Berlinale Programme
On this page you can find all titles that have already been announced for the programme of the 75th Berlinale.
The entire programme – including screening times and locations – will be released here on February 4, 2025.
Twofold mise-en-scène. Views of a city and a family. Political Berlin, private Franconia. Painting within the film image. Realities observed within a necessarily shifting frame. A mobile phone film with the potential for deceleration. A social medium.
Tasked with shielding her from the news of her father’s death, young soldier Atom escorts Claudette on a road trip into the conflict-ridden Armenian countryside. A hallucinatory odyssey through the mythologies of a nation in a state of permanent war.
Sasha is non-binary and came to Israel from the Soviet Union as a child in the 1990s. Haunted by memories, they visit the houses they used to live in. A quiet meditation in black and white on what it means to feel at home in a house, a body, and in time.
An alcoholic woman and an ailing man forge a life-affirming bond, but old habits die hard. Kang Mi-ja’s austere drama with the great Han Ye-ri in the lead casts an unsparing eye on the ill-fated romance between two lonely souls, crippled by their past.
A military-set post-horror. Educating monsters. History teacher Alina is received coldly upon bringing her son Serik to the cadet school that will make him a man. A pupil dies, as the smell of past corpses emanates from the cellar of the present.
Moving through Italy’s regions, the De Serio brothers come across an alternative popular culture and shoot a rectangular film about polyvocal songs, music ethnology and oral tradition. Radically contemporary, energetic, close to nature, local. Lyrical.
Spring, summer, autumn, winter... still war in Lviv, western Ukraine. Torn between normality and a state of emergency. For one year, Mansky follows the life cycle of a society’s grieving rites and everyday rituals, where death is the order of the day.
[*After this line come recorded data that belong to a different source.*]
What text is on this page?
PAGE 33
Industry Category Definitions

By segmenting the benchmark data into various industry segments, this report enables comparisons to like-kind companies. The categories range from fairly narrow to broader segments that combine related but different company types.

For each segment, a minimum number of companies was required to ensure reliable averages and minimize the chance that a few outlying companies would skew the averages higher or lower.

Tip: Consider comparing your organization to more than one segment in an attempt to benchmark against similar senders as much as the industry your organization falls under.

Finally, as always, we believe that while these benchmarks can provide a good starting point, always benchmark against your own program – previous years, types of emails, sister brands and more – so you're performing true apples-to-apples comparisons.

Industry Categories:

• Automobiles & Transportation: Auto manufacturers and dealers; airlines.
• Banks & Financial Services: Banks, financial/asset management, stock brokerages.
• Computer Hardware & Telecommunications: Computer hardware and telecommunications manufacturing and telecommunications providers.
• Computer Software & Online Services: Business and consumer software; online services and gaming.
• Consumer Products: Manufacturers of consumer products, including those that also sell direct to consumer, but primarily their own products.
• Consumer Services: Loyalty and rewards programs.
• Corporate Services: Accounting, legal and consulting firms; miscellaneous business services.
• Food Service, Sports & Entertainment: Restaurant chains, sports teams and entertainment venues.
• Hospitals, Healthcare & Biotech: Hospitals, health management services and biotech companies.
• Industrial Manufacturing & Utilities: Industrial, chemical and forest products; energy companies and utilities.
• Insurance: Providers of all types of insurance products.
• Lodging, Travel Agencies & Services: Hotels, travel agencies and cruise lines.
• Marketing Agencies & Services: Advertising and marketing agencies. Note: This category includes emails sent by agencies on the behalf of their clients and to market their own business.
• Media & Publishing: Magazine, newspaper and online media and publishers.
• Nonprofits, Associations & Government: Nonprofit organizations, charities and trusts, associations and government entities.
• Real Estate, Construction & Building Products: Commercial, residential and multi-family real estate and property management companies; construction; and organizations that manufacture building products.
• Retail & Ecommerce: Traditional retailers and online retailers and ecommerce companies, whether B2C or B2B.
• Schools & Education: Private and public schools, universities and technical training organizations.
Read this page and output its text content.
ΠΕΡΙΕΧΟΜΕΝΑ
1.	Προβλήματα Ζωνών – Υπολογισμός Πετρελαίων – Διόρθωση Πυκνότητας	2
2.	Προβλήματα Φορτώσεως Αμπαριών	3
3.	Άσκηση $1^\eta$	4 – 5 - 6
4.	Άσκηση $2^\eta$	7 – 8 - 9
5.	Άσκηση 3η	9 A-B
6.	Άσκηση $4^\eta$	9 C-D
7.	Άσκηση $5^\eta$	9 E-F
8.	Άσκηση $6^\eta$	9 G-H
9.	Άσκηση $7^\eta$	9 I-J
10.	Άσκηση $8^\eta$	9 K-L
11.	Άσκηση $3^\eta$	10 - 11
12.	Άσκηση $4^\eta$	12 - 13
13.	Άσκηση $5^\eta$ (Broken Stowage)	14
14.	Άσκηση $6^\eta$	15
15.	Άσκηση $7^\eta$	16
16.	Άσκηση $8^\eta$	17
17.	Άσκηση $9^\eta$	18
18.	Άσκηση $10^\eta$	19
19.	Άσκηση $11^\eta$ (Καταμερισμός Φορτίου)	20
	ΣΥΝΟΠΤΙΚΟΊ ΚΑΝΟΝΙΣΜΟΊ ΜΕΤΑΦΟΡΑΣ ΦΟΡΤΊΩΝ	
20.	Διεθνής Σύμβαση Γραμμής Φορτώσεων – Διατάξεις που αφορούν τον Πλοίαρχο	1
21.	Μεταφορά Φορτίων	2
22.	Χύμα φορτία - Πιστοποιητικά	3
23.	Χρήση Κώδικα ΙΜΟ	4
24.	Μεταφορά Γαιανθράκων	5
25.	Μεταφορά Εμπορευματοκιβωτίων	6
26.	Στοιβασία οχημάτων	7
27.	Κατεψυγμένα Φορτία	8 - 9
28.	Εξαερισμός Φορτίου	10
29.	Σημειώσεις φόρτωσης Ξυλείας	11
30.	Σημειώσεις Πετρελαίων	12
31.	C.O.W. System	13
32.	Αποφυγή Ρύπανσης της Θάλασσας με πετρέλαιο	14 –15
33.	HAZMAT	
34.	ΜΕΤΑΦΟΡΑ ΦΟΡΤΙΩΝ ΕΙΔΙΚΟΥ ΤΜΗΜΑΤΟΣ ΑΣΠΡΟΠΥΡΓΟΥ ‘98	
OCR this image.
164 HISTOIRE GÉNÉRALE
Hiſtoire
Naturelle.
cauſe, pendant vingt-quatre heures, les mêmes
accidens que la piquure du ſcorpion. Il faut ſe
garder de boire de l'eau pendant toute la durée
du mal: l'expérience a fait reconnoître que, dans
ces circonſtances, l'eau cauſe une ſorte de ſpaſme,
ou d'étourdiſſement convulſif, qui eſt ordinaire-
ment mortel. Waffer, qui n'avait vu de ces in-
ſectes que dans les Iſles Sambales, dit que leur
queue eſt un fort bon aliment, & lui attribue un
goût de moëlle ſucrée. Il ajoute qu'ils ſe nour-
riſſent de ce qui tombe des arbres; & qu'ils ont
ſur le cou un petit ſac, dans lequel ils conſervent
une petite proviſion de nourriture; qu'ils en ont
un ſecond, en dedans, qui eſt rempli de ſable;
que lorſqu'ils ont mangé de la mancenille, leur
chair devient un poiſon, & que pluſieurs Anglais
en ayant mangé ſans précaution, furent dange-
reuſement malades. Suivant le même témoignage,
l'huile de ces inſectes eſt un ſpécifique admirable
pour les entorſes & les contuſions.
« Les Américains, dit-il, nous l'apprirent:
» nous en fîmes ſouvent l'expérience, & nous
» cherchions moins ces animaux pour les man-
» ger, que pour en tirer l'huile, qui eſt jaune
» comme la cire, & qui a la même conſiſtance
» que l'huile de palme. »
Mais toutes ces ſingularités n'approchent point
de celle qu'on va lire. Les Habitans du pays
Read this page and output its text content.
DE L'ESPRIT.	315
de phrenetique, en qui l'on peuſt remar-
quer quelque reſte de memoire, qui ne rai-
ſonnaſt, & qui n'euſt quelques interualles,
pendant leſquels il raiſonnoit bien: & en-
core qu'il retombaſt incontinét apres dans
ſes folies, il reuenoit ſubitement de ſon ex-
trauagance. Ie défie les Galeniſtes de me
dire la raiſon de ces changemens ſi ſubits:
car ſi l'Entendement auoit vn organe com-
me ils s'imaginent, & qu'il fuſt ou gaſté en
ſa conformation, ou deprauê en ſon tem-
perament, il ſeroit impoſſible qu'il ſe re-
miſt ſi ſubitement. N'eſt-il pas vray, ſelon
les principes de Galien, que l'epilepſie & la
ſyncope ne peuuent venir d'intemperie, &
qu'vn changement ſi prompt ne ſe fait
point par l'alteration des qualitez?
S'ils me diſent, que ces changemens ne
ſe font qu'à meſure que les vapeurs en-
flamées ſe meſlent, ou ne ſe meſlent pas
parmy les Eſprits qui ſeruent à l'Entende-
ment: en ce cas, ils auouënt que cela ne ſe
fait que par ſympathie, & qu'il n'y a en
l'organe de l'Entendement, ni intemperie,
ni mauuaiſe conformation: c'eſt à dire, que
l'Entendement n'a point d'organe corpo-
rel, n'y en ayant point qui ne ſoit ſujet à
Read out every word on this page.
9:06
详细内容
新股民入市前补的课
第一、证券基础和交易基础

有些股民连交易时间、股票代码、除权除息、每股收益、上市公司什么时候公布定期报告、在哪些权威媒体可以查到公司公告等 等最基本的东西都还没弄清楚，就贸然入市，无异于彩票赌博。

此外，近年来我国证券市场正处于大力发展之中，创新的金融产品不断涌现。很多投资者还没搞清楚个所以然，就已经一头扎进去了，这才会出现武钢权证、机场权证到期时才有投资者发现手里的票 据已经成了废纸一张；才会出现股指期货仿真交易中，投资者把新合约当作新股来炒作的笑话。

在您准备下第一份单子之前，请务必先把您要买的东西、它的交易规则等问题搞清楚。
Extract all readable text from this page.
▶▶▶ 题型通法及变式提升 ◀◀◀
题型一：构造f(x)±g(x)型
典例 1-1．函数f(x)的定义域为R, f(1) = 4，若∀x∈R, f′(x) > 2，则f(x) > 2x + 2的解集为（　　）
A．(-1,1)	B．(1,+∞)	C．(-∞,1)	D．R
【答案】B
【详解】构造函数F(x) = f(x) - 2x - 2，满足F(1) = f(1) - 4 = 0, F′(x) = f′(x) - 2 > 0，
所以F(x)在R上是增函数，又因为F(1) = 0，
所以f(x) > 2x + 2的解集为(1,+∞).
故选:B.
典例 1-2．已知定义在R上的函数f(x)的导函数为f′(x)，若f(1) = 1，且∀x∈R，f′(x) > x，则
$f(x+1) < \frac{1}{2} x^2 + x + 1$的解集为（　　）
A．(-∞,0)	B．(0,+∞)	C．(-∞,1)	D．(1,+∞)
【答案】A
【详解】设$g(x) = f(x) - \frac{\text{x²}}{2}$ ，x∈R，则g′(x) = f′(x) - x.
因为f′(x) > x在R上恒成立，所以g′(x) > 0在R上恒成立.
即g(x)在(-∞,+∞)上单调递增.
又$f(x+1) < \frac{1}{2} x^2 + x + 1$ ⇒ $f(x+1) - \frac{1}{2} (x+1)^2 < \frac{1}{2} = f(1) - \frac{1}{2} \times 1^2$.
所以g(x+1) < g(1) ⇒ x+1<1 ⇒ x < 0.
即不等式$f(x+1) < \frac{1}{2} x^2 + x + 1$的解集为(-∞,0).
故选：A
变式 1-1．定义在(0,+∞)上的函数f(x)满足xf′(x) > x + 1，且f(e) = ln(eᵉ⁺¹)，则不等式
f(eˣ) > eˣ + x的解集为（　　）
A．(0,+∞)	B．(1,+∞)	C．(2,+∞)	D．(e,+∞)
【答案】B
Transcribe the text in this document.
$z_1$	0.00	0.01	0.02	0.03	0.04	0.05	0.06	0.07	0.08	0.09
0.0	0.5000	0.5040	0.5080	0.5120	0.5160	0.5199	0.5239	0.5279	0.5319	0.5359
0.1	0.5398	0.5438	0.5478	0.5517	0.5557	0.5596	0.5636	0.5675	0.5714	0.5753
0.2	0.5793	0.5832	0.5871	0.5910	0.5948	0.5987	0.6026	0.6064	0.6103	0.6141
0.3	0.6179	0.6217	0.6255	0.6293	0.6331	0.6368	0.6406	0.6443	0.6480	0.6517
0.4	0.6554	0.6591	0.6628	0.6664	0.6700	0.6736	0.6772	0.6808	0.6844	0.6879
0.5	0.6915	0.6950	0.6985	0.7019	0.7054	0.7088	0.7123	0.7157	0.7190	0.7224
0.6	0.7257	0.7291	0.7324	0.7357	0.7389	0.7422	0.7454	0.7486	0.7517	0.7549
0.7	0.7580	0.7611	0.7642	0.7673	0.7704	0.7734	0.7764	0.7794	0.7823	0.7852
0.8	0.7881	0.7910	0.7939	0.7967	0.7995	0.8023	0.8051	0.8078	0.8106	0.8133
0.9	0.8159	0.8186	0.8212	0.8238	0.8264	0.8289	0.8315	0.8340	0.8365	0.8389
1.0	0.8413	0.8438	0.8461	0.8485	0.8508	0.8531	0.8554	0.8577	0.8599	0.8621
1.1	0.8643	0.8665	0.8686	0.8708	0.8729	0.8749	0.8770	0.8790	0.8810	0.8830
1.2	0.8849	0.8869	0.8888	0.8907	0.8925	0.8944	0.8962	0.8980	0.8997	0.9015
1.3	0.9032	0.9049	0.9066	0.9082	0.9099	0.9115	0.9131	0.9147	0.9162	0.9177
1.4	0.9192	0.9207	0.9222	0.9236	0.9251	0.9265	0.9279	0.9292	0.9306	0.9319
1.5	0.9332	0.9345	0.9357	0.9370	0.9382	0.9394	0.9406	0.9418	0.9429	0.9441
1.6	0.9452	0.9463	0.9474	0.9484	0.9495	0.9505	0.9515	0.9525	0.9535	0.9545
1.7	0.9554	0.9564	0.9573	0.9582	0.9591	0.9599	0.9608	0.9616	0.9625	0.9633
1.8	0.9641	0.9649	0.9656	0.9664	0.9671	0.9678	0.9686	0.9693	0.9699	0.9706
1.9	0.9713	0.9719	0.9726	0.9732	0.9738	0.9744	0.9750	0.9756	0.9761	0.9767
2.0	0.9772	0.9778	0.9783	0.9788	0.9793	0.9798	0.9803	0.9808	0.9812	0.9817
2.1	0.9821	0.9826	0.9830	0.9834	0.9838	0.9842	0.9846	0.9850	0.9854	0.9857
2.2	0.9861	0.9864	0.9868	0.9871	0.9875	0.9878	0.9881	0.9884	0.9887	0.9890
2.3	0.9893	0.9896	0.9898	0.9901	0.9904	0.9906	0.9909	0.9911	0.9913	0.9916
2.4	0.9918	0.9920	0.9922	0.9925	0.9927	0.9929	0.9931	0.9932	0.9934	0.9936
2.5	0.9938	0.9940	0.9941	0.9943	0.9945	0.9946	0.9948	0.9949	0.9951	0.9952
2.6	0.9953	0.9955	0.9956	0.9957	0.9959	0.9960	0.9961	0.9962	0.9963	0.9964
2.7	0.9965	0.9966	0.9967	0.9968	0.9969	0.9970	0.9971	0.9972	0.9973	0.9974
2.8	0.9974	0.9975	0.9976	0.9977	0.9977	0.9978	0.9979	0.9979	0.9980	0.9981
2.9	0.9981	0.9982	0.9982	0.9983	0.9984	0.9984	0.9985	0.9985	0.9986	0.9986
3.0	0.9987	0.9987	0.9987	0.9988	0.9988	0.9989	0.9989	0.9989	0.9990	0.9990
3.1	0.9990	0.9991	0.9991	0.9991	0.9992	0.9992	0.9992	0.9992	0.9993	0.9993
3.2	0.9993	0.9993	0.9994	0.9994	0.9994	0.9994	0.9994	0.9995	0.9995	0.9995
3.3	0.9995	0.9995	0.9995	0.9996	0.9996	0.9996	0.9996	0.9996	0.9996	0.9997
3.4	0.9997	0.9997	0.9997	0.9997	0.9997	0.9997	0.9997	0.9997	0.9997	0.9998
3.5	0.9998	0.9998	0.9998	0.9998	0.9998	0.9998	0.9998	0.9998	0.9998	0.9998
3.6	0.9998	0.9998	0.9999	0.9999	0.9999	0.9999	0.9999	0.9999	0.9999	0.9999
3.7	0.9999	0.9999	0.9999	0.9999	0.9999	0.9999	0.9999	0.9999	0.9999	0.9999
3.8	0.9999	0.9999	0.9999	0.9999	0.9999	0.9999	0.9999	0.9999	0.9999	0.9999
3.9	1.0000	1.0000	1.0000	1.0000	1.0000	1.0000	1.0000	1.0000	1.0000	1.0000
Genealogy, uncomfortable questions and reams of archival material are Tavares-Abel’s tools in discovering the political truths of her family and the Dominican Republic. Election fraud and dictatorship are frighteningly topical. Activism suggests itself.
Taking her dad’s job at the Olin Corporation as a starting point, Lee Anne Schmitt interweaves meditative reflections on her biography and her own body with a history of the rise and widespread influence of conservative think tanks in the United States.
As the child of survivors of the Sinti persecution by the Nazis, Melanie Spitta holds the “thread of the truth” in this film. No reparations were paid. “The courts believed the perpetrators, not us.” Shock, evidence, warning, accusation.
Two young women in the world – a reunion weekend in Melbourne. Em’s on a break, Jessie’s always been chill. Dialogue like a babbling brook, sweet, smart, banal to heavy and back again, honest and unafraid of pathos. A generation of happy wounded souls.
Nana Xu travels to the place built by her father as a prisoner during the Cultural Revolution: first a work camp, later a prison, fruit farm and treatment centre. Conversations with last remaining witnesses, where home is still shaped by a repressed past.
Liat is one of the hostages taken on October 7th. The film follows her relatives from right up close, with a focus on her father, as he tries to stay on the path of pacifism and humanity amidst war, trauma and diplomacy.
A young Indigenous woman leaves the village for the city. Cinema Novo, hybrid fiction, road trip and an ecological avant-garde perspective, Iracema shows that trees, animals and people were already being destroyed by extractivist capitalism 50 years ago.
Far away from the big city, Janine is unwelcome, yet an eye-catcher: a sensual, queer subject of projection with wine-red hair. Jan Eilhardt travels with her to engage with his own rural past, opening old wounds and infiltrating a hostile milieu.